Politique économique et attentisme international

Le vote de la loi Macron a illustré aussi bien la volonté réformatrice du gouvernement, que les conflits au sein de la « majorité » socialiste (peut-être devrait-on aussi mettre ce mot entre guillemets en passant), si bien que l’article 49 al. 3 a été utilisé. Il y a plusieurs observations à en déduire : le gouvernement ne suppose pas qu’il ait le soutien d’une majorité, et suppose qu’il n’a pas contre lui non plus de majorité ; le gouvernement le gouvernement a essuyé de nombreuses critiques sur le caractère « non-démocratique » de la procédure. La question n’est pas à porter sur ce sujet déjà abondamment traité, mais sur le choix stratégique : pourquoi le gouvernement a-t-il agi ainsi, sachant pertinemment que cela consistait en un aveu de faiblesse avéré et que cela serait remarqué par tous ?

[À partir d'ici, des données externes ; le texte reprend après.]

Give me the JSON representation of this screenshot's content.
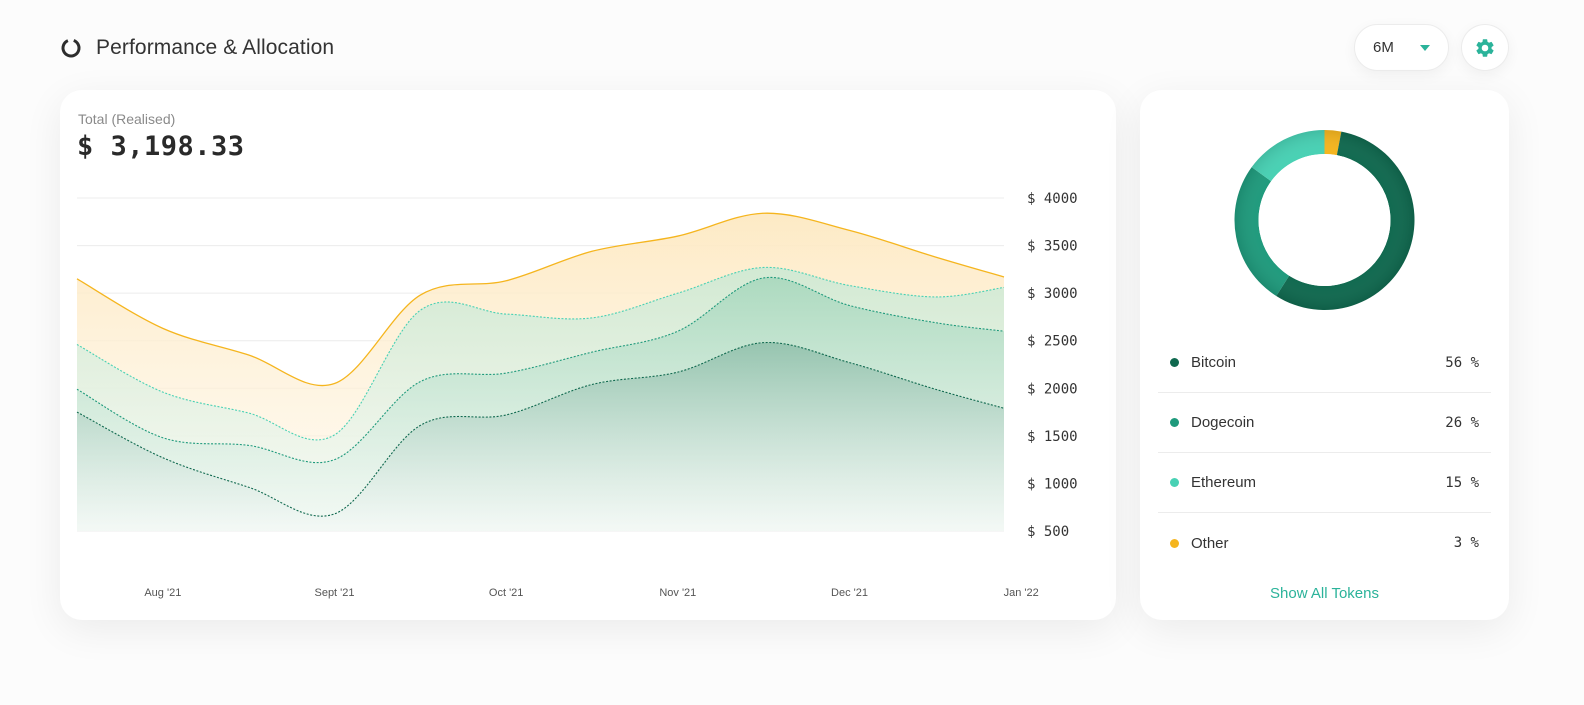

Il semble qu’une hypothèse,peu ou pas développée par les médias, peut expliquer ce calcul apparemment étrange : attentisme. L’analyse cyclique de l’économie et de la conjoncture laisse présager une reprise à court terme, quoique modérée. La chute des cours du pétrole, la baisse de l’euro, la confiance des marchés du fait du QE (quantitative easing) de la BCE, d’une durée de 18 mois, met en place des conditions économiques et financières stables à court terme, aptes donc à permettre une reprise économique. C’est un changement sur lequel le gouvernement n’a que peu d’influence, puisqu’il est essentiellement conjoncturel. L’objectif peut avoir été de vouloir, à tout prix, en anticipant cette reprise proche, montrer un activisme, une volonté concrétisée de légiférer. Non pas seulement légiférer pour des effets limités, mais surtout légiférer pour légiférer, pour pouvoir dire au moment de la reprise : « nous avons tenu un cap, malgré toutes les oppositions, pour restaurer la croissance et l’emploi, nous avons dépassé les intérêts politiques et électoraux de court terme pour penser au long terme ». Cela assurerait une réélection en 2017.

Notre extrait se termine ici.